Отец Георгий поправлялся плохо. Профессор ездил за доктором на станцию, но доктора там в это время не оказалось: он сам уезжал куда-то лечиться. В хутор поехал земский фельдшер. Он осмотрел больного, постучал молоточком, с сосредоточенным серьезным видом, и сказал, что болезнь скоро пройдет.
– Застудили грудь вы, батюшка! – говорил он.
Но болезнь не проходила. Отец Георгий особенно не страдал от нее, но чувствовал, что с каждым днем у него все меньше становилось сил. Какую-то легкость ощущал он в своем теле, но в то же время он с трудом мог поднять руку.
И странно: когда он заболел, ему вдруг явилась мысль, что он слишком мало делает на земле. Ему показалось, что Лебяжий хутор – такой маленький-маленький, что работать только в нем – это значит почти совсем не работать. Его тянуло вдаль, на простор. Хотелось пойти по всей земле, не разбирая приходов, епархий…
И ему хотелось встать скорее с постели и начать это свое новое вселенское дело. Но эти порывы только ослабляли его, и после них он обычно лежал бледный, как воск.
Каждый день приходил профессор и долго просиживал около постели больного. Заходили крестьяне, печальные, серьезные. Баб они не впускали в комнату. «Еще взвоют, как увидят батюшку», – опасались они.
А на дворе в это время стояла та чудесная пора, когда не разберешь осень ли это или же весна? Деревья стояли голые, еще не разбухшие и не потемневшие от осенних дождей, расстилались зеленые коврики маленькой травки, по дорогам тянулись огромные лужи воды. И воздух был свежий, чистый… Хотелось думать, что это наступает прекрасная, милая весна.
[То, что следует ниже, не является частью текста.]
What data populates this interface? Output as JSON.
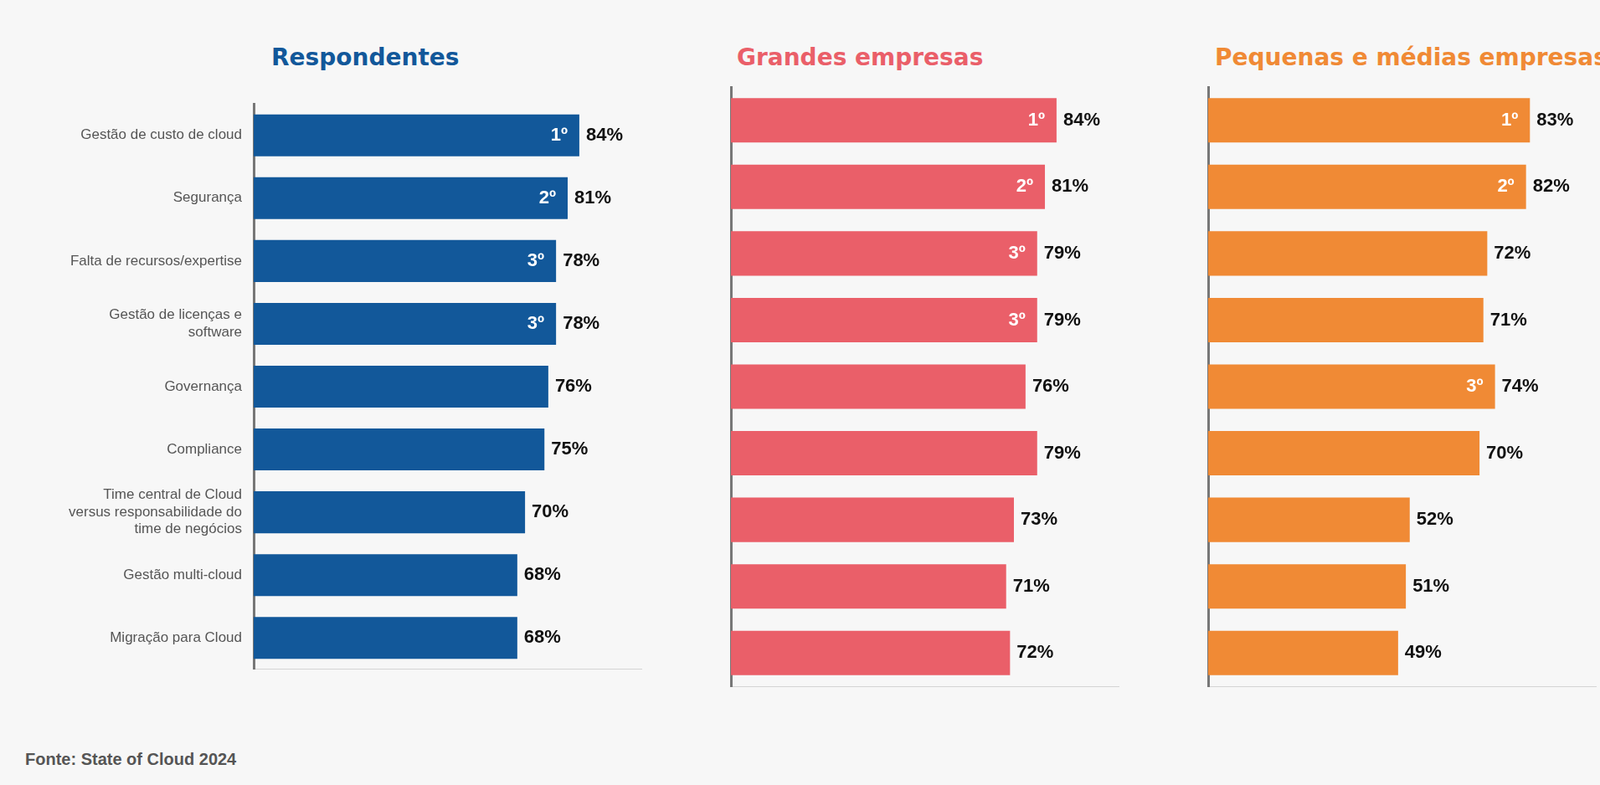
{
  "source": "Fonte:  State of Cloud 2024",
  "chart_data": [
    {
      "type": "bar",
      "orientation": "horizontal",
      "title": "Respondentes",
      "color": "#12589a",
      "categories": [
        "Gestão de custo de cloud",
        "Segurança",
        "Falta de recursos/expertise",
        "Gestão de licenças e software",
        "Governança",
        "Compliance",
        "Time central de Cloud versus responsabilidade do time de negócios",
        "Gestão multi-cloud",
        "Migração para Cloud"
      ],
      "values": [
        84,
        81,
        78,
        78,
        76,
        75,
        70,
        68,
        68
      ],
      "value_labels": [
        "84%",
        "81%",
        "78%",
        "78%",
        "76%",
        "75%",
        "70%",
        "68%",
        "68%"
      ],
      "rank_labels": [
        "1º",
        "2º",
        "3º",
        "3º",
        null,
        null,
        null,
        null,
        null
      ],
      "xlim": [
        0,
        100
      ],
      "xticks": [
        0,
        100
      ],
      "grid": false,
      "data_labels": true,
      "tick_labels": "y"
    },
    {
      "type": "bar",
      "orientation": "horizontal",
      "title": "Grandes empresas",
      "color": "#ea5f69",
      "categories": [
        null,
        null,
        null,
        null,
        null,
        null,
        null,
        null,
        null
      ],
      "values": [
        84,
        81,
        79,
        79,
        76,
        79,
        73,
        71,
        72
      ],
      "value_labels": [
        "84%",
        "81%",
        "79%",
        "79%",
        "76%",
        "79%",
        "73%",
        "71%",
        "72%"
      ],
      "rank_labels": [
        "1º",
        "2º",
        "3º",
        "3º",
        null,
        null,
        null,
        null,
        null
      ],
      "xlim": [
        0,
        100
      ],
      "xticks": [
        0,
        100
      ],
      "grid": false,
      "data_labels": true,
      "tick_labels": false
    },
    {
      "type": "bar",
      "orientation": "horizontal",
      "title": "Pequenas e médias empresas",
      "color": "#f08a35",
      "categories": [
        null,
        null,
        null,
        null,
        null,
        null,
        null,
        null,
        null
      ],
      "values": [
        83,
        82,
        72,
        71,
        74,
        70,
        52,
        51,
        49
      ],
      "value_labels": [
        "83%",
        "82%",
        "72%",
        "71%",
        "74%",
        "70%",
        "52%",
        "51%",
        "49%"
      ],
      "rank_labels": [
        "1º",
        "2º",
        null,
        null,
        "3º",
        null,
        null,
        null,
        null
      ],
      "xlim": [
        0,
        100
      ],
      "xticks": [
        0,
        100
      ],
      "grid": false,
      "data_labels": true,
      "tick_labels": false
    }
  ]
}
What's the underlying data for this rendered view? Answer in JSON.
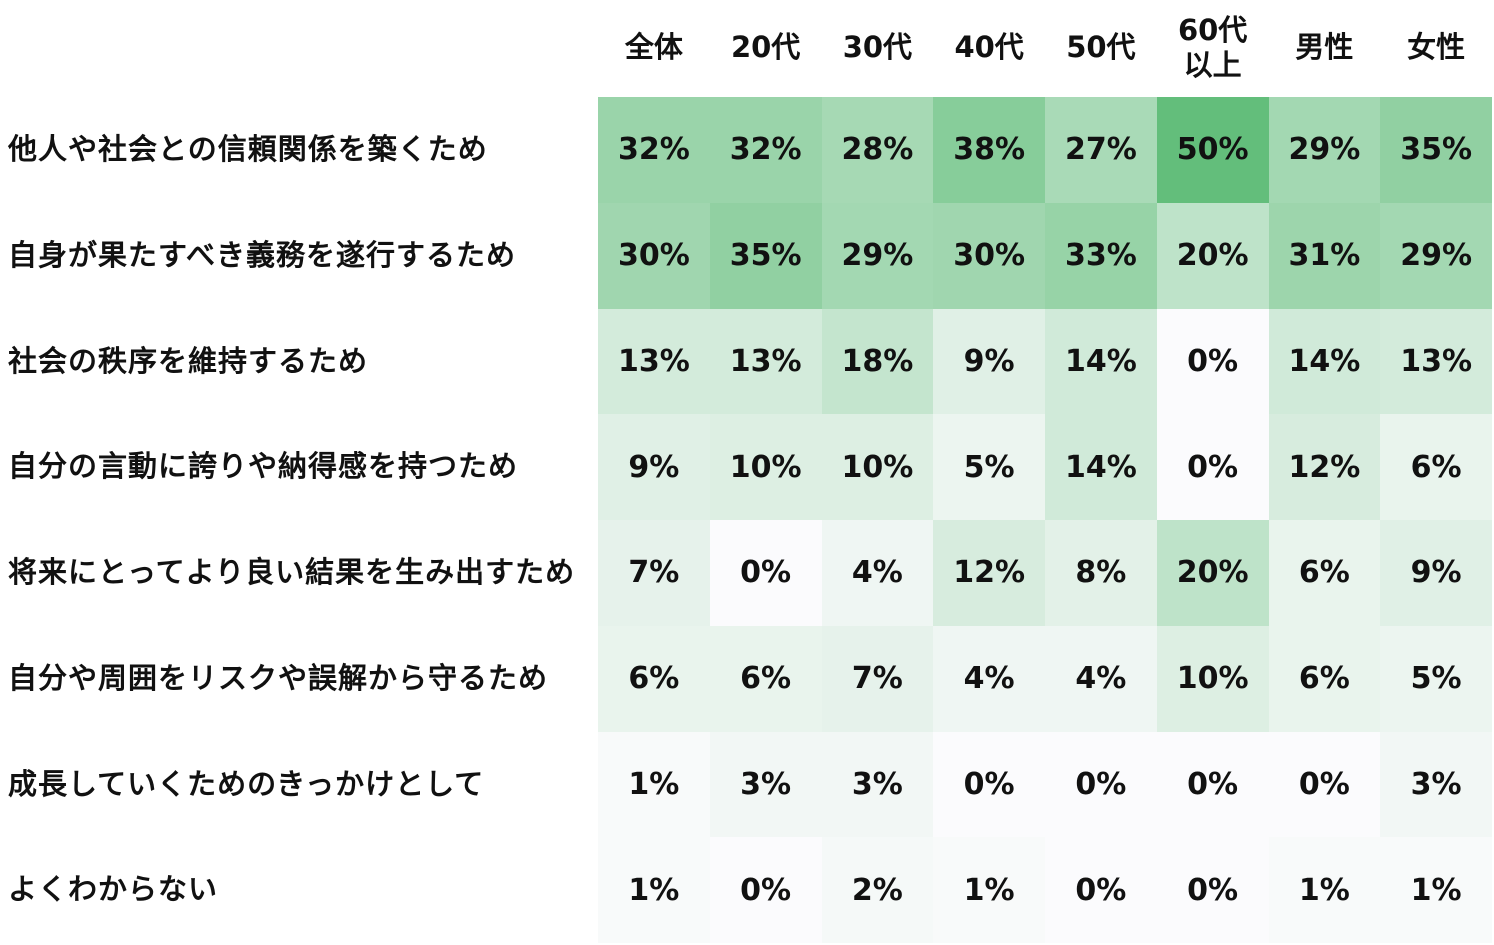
{
  "chart_data": {
    "type": "heatmap",
    "columns": [
      "全体",
      "20代",
      "30代",
      "40代",
      "50代",
      "60代\n以上",
      "男性",
      "女性"
    ],
    "rows": [
      "他人や社会との信頼関係を築くため",
      "自身が果たすべき義務を遂行するため",
      "社会の秩序を維持するため",
      "自分の言動に誇りや納得感を持つため",
      "将来にとってより良い結果を生み出すため",
      "自分や周囲をリスクや誤解から守るため",
      "成長していくためのきっかけとして",
      "よくわからない"
    ],
    "values": [
      [
        32,
        32,
        28,
        38,
        27,
        50,
        29,
        35
      ],
      [
        30,
        35,
        29,
        30,
        33,
        20,
        31,
        29
      ],
      [
        13,
        13,
        18,
        9,
        14,
        0,
        14,
        13
      ],
      [
        9,
        10,
        10,
        5,
        14,
        0,
        12,
        6
      ],
      [
        7,
        0,
        4,
        12,
        8,
        20,
        6,
        9
      ],
      [
        6,
        6,
        7,
        4,
        4,
        10,
        6,
        5
      ],
      [
        1,
        3,
        3,
        0,
        0,
        0,
        0,
        3
      ],
      [
        1,
        0,
        2,
        1,
        0,
        0,
        1,
        1
      ]
    ],
    "value_suffix": "%",
    "color_low": "#fbfbfd",
    "color_high": "#63be7b"
  }
}
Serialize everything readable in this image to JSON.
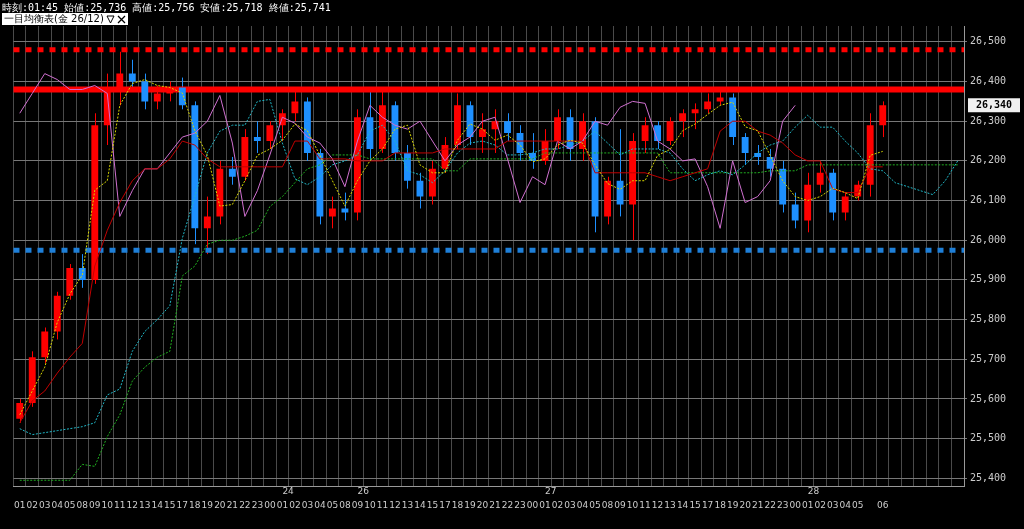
{
  "chart_data": {
    "type": "candlestick",
    "title": "時刻:01:45 始値:25,736 高値:25,756 安値:25,718 終値:25,741",
    "subtitle": "一目均衡表(金 26/12)",
    "categories": [
      "01",
      "02",
      "03",
      "04",
      "05",
      "08",
      "09",
      "10",
      "11",
      "12",
      "13",
      "14",
      "15",
      "17",
      "18",
      "19",
      "20",
      "21",
      "22",
      "23",
      "00",
      "01",
      "02",
      "03",
      "04",
      "05",
      "08",
      "09",
      "10",
      "11",
      "12",
      "13",
      "14",
      "15",
      "17",
      "18",
      "19",
      "20",
      "21",
      "22",
      "23",
      "00",
      "01",
      "02",
      "03",
      "04",
      "05",
      "08",
      "09",
      "10",
      "11",
      "12",
      "13",
      "14",
      "15",
      "17",
      "18",
      "19",
      "20",
      "21",
      "22",
      "23",
      "00",
      "01",
      "02",
      "03",
      "04",
      "05",
      null,
      "06",
      null,
      null,
      null,
      null,
      null,
      null
    ],
    "ohlc": [
      [
        25550,
        25600,
        25540,
        25590
      ],
      [
        25590,
        25720,
        25580,
        25705
      ],
      [
        25705,
        25780,
        25690,
        25770
      ],
      [
        25770,
        25870,
        25750,
        25860
      ],
      [
        25860,
        25940,
        25850,
        25930
      ],
      [
        25930,
        25965,
        25880,
        25900
      ],
      [
        25900,
        26320,
        25890,
        26290
      ],
      [
        26290,
        26420,
        26240,
        26380
      ],
      [
        26380,
        26475,
        26340,
        26420
      ],
      [
        26420,
        26455,
        26380,
        26400
      ],
      [
        26400,
        26420,
        26330,
        26350
      ],
      [
        26350,
        26390,
        26330,
        26370
      ],
      [
        26370,
        26400,
        26350,
        26385
      ],
      [
        26385,
        26410,
        26330,
        26340
      ],
      [
        26340,
        26350,
        25990,
        26030
      ],
      [
        26030,
        26110,
        25965,
        26060
      ],
      [
        26060,
        26200,
        26040,
        26180
      ],
      [
        26180,
        26210,
        26140,
        26160
      ],
      [
        26160,
        26280,
        26150,
        26260
      ],
      [
        26260,
        26300,
        26220,
        26250
      ],
      [
        26250,
        26300,
        26230,
        26290
      ],
      [
        26290,
        26330,
        26250,
        26320
      ],
      [
        26320,
        26375,
        26300,
        26350
      ],
      [
        26350,
        26360,
        26200,
        26220
      ],
      [
        26220,
        26230,
        26040,
        26060
      ],
      [
        26060,
        26110,
        26030,
        26080
      ],
      [
        26080,
        26120,
        26050,
        26070
      ],
      [
        26070,
        26330,
        26050,
        26310
      ],
      [
        26310,
        26375,
        26200,
        26230
      ],
      [
        26230,
        26380,
        26220,
        26340
      ],
      [
        26340,
        26350,
        26200,
        26220
      ],
      [
        26220,
        26240,
        26130,
        26150
      ],
      [
        26150,
        26170,
        26080,
        26110
      ],
      [
        26110,
        26200,
        26090,
        26180
      ],
      [
        26180,
        26260,
        26170,
        26240
      ],
      [
        26240,
        26370,
        26230,
        26340
      ],
      [
        26340,
        26350,
        26240,
        26260
      ],
      [
        26260,
        26320,
        26220,
        26280
      ],
      [
        26280,
        26330,
        26220,
        26300
      ],
      [
        26300,
        26320,
        26250,
        26270
      ],
      [
        26270,
        26290,
        26200,
        26220
      ],
      [
        26220,
        26270,
        26180,
        26200
      ],
      [
        26200,
        26280,
        26190,
        26250
      ],
      [
        26250,
        26330,
        26230,
        26310
      ],
      [
        26310,
        26330,
        26200,
        26230
      ],
      [
        26230,
        26320,
        26200,
        26300
      ],
      [
        26300,
        26310,
        26020,
        26060
      ],
      [
        26060,
        26160,
        26040,
        26150
      ],
      [
        26150,
        26280,
        26060,
        26090
      ],
      [
        26090,
        26270,
        26000,
        26250
      ],
      [
        26250,
        26310,
        26220,
        26290
      ],
      [
        26290,
        26300,
        26230,
        26250
      ],
      [
        26250,
        26310,
        26240,
        26300
      ],
      [
        26300,
        26330,
        26260,
        26320
      ],
      [
        26320,
        26345,
        26280,
        26330
      ],
      [
        26330,
        26370,
        26320,
        26350
      ],
      [
        26350,
        26375,
        26340,
        26360
      ],
      [
        26360,
        26370,
        26240,
        26260
      ],
      [
        26260,
        26270,
        26190,
        26220
      ],
      [
        26220,
        26240,
        26190,
        26210
      ],
      [
        26210,
        26230,
        26160,
        26180
      ],
      [
        26180,
        26200,
        26070,
        26090
      ],
      [
        26090,
        26120,
        26030,
        26050
      ],
      [
        26050,
        26170,
        26020,
        26140
      ],
      [
        26140,
        26200,
        26120,
        26170
      ],
      [
        26170,
        26180,
        26050,
        26070
      ],
      [
        26070,
        26120,
        26050,
        26110
      ],
      [
        26110,
        26150,
        26100,
        26140
      ],
      [
        26140,
        26320,
        26110,
        26290
      ],
      [
        26290,
        26350,
        26260,
        26340
      ],
      null,
      null,
      null,
      null,
      null,
      null
    ],
    "colors": [
      "#ff0000",
      "#ff0000",
      "#ff0000",
      "#ff0000",
      "#ff0000",
      "#1e90ff",
      "#ff0000",
      "#ff0000",
      "#ff0000",
      "#1e90ff",
      "#1e90ff",
      "#ff0000",
      "#ff0000",
      "#1e90ff",
      "#1e90ff",
      "#ff0000",
      "#ff0000",
      "#1e90ff",
      "#ff0000",
      "#1e90ff",
      "#ff0000",
      "#ff0000",
      "#ff0000",
      "#1e90ff",
      "#1e90ff",
      "#ff0000",
      "#1e90ff",
      "#ff0000",
      "#1e90ff",
      "#ff0000",
      "#1e90ff",
      "#1e90ff",
      "#1e90ff",
      "#ff0000",
      "#ff0000",
      "#ff0000",
      "#1e90ff",
      "#ff0000",
      "#ff0000",
      "#1e90ff",
      "#1e90ff",
      "#1e90ff",
      "#ff0000",
      "#ff0000",
      "#1e90ff",
      "#ff0000",
      "#1e90ff",
      "#ff0000",
      "#1e90ff",
      "#ff0000",
      "#ff0000",
      "#1e90ff",
      "#ff0000",
      "#ff0000",
      "#ff0000",
      "#ff0000",
      "#ff0000",
      "#1e90ff",
      "#1e90ff",
      "#1e90ff",
      "#1e90ff",
      "#1e90ff",
      "#1e90ff",
      "#ff0000",
      "#ff0000",
      "#1e90ff",
      "#ff0000",
      "#ff0000",
      "#ff0000",
      "#ff0000",
      null,
      null,
      null,
      null,
      null,
      null
    ],
    "series": [
      {
        "type": "line",
        "color": "#d8d800",
        "line_style": "dotted",
        "values": [
          25560,
          25620,
          25680,
          25793,
          25864,
          25912,
          26126,
          26150,
          26340,
          26395,
          26405,
          26390,
          26385,
          26371,
          26276,
          26214,
          26086,
          26090,
          26150,
          26214,
          26230,
          26252,
          26293,
          26276,
          26214,
          26150,
          26086,
          26150,
          26200,
          26230,
          26280,
          26290,
          26190,
          26170,
          26170,
          26252,
          26293,
          26280,
          26252,
          26265,
          26240,
          26198,
          26205,
          26240,
          26252,
          26245,
          26190,
          26143,
          26128,
          26150,
          26150,
          26214,
          26229,
          26276,
          26293,
          26317,
          26340,
          26348,
          26286,
          26276,
          26214,
          26150,
          26110,
          26100,
          26110,
          26131,
          26120,
          26105,
          26214,
          26224,
          null,
          null,
          null,
          null,
          null,
          null
        ]
      },
      {
        "type": "line",
        "color": "#c00000",
        "line_style": "solid",
        "values": [
          25540,
          25595,
          25620,
          25665,
          25705,
          25740,
          25935,
          26025,
          26095,
          26150,
          26180,
          26180,
          26205,
          26250,
          26240,
          26205,
          26185,
          26185,
          26185,
          26185,
          26185,
          26185,
          26250,
          26250,
          26205,
          26205,
          26205,
          26200,
          26200,
          26200,
          26220,
          26220,
          26220,
          26220,
          26230,
          26230,
          26230,
          26230,
          26230,
          26250,
          26250,
          26250,
          26250,
          26250,
          26250,
          26250,
          26170,
          26170,
          26170,
          26170,
          26170,
          26160,
          26150,
          26160,
          26170,
          26180,
          26275,
          26300,
          26300,
          26275,
          26265,
          26245,
          26215,
          26200,
          26200,
          26130,
          26120,
          26120,
          26185,
          26185,
          null,
          null,
          null,
          null,
          null,
          null
        ]
      },
      {
        "type": "line",
        "color": "#d070d0",
        "line_style": "solid",
        "values": [
          26320,
          26370,
          26420,
          26405,
          26380,
          26380,
          26390,
          26370,
          26060,
          26125,
          26180,
          26180,
          26220,
          26260,
          26270,
          26300,
          26365,
          26245,
          26060,
          26125,
          26215,
          26310,
          26295,
          26260,
          26245,
          26205,
          26135,
          26250,
          26340,
          26310,
          26290,
          26280,
          26300,
          26250,
          26200,
          26240,
          26260,
          26300,
          26310,
          26205,
          26095,
          26160,
          26140,
          26250,
          26230,
          26250,
          26300,
          26290,
          26335,
          26350,
          26345,
          26250,
          26230,
          26200,
          26205,
          26135,
          26030,
          26200,
          26095,
          26110,
          26150,
          26300,
          26340,
          null,
          null,
          null,
          null,
          null,
          null,
          null,
          null,
          null,
          null,
          null,
          null,
          null
        ]
      },
      {
        "type": "line",
        "color": "#20b8c8",
        "line_style": "dotted",
        "values": [
          25525,
          25510,
          25515,
          25520,
          25525,
          25530,
          25540,
          25610,
          25625,
          25720,
          25770,
          25800,
          25835,
          26005,
          26110,
          26220,
          26275,
          26290,
          26290,
          26350,
          26355,
          26245,
          26155,
          26140,
          26160,
          26190,
          26200,
          26215,
          26275,
          26290,
          26250,
          26175,
          26165,
          26145,
          26175,
          26220,
          26245,
          26250,
          26240,
          26215,
          26215,
          26220,
          26230,
          26230,
          26240,
          26250,
          26275,
          26245,
          26215,
          26230,
          26230,
          26230,
          26220,
          26180,
          26150,
          26165,
          26175,
          26165,
          26190,
          26220,
          26240,
          26250,
          26285,
          26315,
          26285,
          26285,
          26250,
          26220,
          26180,
          26175,
          26145,
          26135,
          26125,
          26115,
          26150,
          26200
        ]
      },
      {
        "type": "line",
        "color": "#20b020",
        "line_style": "dotted",
        "values": [
          25395,
          25395,
          25395,
          25395,
          25395,
          25435,
          25430,
          25505,
          25560,
          25645,
          25680,
          25705,
          25720,
          25910,
          25935,
          25990,
          26000,
          26000,
          26010,
          26025,
          26085,
          26110,
          26145,
          26180,
          26190,
          26215,
          26215,
          26215,
          26205,
          26205,
          26205,
          26205,
          26205,
          26205,
          26175,
          26175,
          26205,
          26205,
          26205,
          26205,
          26205,
          26205,
          26220,
          26220,
          26220,
          26220,
          26220,
          26220,
          26220,
          26220,
          26220,
          26220,
          26170,
          26170,
          26170,
          26170,
          26170,
          26170,
          26170,
          26170,
          26175,
          26175,
          26175,
          26190,
          26190,
          26190,
          26190,
          26190,
          26190,
          26190,
          26190,
          26190,
          26190,
          26190,
          26190,
          26190
        ]
      }
    ],
    "ref_lines": [
      {
        "axis": "y",
        "value": 26480,
        "color": "#ff0000",
        "line_style": "dotted"
      },
      {
        "axis": "y",
        "value": 26380,
        "color": "#ff0000",
        "line_style": "solid"
      },
      {
        "axis": "y",
        "value": 25975,
        "color": "#1e7fd8",
        "line_style": "dotted"
      }
    ],
    "annotations": [
      "24",
      "26",
      "27",
      "28",
      "26,340"
    ],
    "ylim": [
      25380,
      26540
    ],
    "yticks": [
      {
        "value": 25400,
        "label": "25,400"
      },
      {
        "value": 25500,
        "label": "25,500"
      },
      {
        "value": 25600,
        "label": "25,600"
      },
      {
        "value": 25700,
        "label": "25,700"
      },
      {
        "value": 25800,
        "label": "25,800"
      },
      {
        "value": 25900,
        "label": "25,900"
      },
      {
        "value": 26000,
        "label": "26,000"
      },
      {
        "value": 26100,
        "label": "26,100"
      },
      {
        "value": 26200,
        "label": "26,200"
      },
      {
        "value": 26300,
        "label": "26,300"
      },
      {
        "value": 26400,
        "label": "26,400"
      },
      {
        "value": 26500,
        "label": "26,500"
      }
    ],
    "grid": true,
    "legend": false
  }
}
Только низко стоявшее в полдни солнце говорило о другом, да в зеленой мураве не было ярких цветов. И небо было уже не весеннее: облачное, со свинцовыми тонами…
Профессора сильно беспокоил полный упадок сил у отца Георгия. Он догадывался, что этот упадок не от болезни, а от общего страшного напряжения. И он не знал, что ему делать… Он уже во второй раз ездил на станцию, но доктора там все еще не было. Тогда он послал телеграмму в губернский город своему товарищу, доктору, прося его немедленно приехать. Товарищ ответил, что сейчас он не может приехать, а приедет через два дня.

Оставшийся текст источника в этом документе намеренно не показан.